My intention is to run a campaign in Monte Cook's Ptolus setting. For those unfamiliar, Ptolus is a somewhat "progressive" fantasy setting with firearms, pocket watches, and other simple tech. It's also highly urbanized. The game would start at level 1 and hopefully progress all the way to level 20. The time slot I have in mind is Sunday nights, starting at 5:30 pm and running to somewhere between 8:30 and 10:30. The first session will be some time after the conclusion of the spring semester. (How long after depends on how long it takes me to assemble a group)

*Notable house rules:*

For this game, you'll need to have a level 1 character generated using 32-point buy as outlined in the DMG.

I do not allow evil or chaotic neutral PC alignments, and lawful neutral or true neutral PCs need to be "heroes willing to get their hands dirty" types rather than self-absorbed loners, mercenaries, or other non-heroic concepts. This is non-negotiable. I realize that much fun can be had playing evil characters, but it's just not my cup of tea. PCs that become evil in play become NPCs under my control and the player can make a new character. Likewise, you need to make a character willing to work as part of a team, and you'll also need to play a standard Ptolus race. (The ones from the PHB plus a few specific to the setting. There's a kind of winged elf, a lion-headed humanoid race called the Littorians and a few others) Aside from those two strictures, I'm pretty flexible. I have a pretty good-sized library and if you want to play one of the new base classes from one of WotC's Complete books or the Tome of Battle, that's perfectly fine with me (in fact, I _strongly encourage_ aspiring warrior types to play a tome of battle class). I won't be using incarnum, truenaming, shadow magic, or psionics in this particular game, but if you want to play, for instance, a favored soul, spellthief, or warlock, feel free. If you're the sort who likes to plan character advancement way out in advance, I encourage you to submit a build to me early so I can get you to all of your RP PrC requirements in time. You can make a very mechanically-strong PC and I won't object (not at all, actually), but loopholing and cheese are frowned upon in a most dour fashion. I'm not kidding. I'll go all English butler on you (and make you design a new PC or redesign the existing one).

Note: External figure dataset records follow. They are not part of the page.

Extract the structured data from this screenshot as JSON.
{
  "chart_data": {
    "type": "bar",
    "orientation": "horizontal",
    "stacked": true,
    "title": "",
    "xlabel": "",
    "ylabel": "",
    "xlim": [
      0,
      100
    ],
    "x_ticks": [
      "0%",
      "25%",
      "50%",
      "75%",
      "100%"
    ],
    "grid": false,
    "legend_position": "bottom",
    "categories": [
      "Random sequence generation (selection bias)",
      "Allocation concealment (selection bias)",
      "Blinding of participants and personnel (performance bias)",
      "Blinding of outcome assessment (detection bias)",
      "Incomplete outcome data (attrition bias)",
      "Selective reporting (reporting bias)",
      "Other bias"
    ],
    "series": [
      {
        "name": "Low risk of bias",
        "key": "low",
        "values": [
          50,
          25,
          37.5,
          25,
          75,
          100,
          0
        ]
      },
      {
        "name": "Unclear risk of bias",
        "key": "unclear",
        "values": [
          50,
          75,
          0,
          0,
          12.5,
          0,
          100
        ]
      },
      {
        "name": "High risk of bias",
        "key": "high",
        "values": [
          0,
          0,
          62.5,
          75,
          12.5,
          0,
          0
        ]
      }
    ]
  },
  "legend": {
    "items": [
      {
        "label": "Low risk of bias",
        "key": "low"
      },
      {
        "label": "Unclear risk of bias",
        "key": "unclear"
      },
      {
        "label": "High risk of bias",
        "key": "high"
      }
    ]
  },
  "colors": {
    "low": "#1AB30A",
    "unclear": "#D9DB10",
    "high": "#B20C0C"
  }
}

Interested parties should respond to this post or drop me a PM. Feel free to ask any questions you have when contacting me.

I look forward to meeting you.


----------



## logan9a (Apr 22, 2007)

You realize that aside from posting in the forum, there is no other way to contact you due to the preferences you have set up?

If you need a game, can make it to Hoffman Estates, IL and care more about 'is it a good game' rather than 'what system they are using', feel free to contact me at logan9a@yahoo.com

Logan


----------



## timespike (Apr 26, 2007)

logan9a said:
			
		

> You realize that aside from posting in the forum, there is no other way to contact you due to the preferences you have set up?




Gah! I need to go amend those. 

I appreciate the offer, but I'm looking for players for a new game, rather than to join someone else's. I appreciate the offer, however.


----------



## logan9a (Apr 27, 2007)

Let me get this straight.  You'd rather build a group of people from scratch than click into an already existing group?

Logan


----------



## timespike (Apr 30, 2007)

I've actually already done it. 

I _do_ appreciate the invite, though, believe me. I just had a particular gaming itch that I wanted to scratch.


----------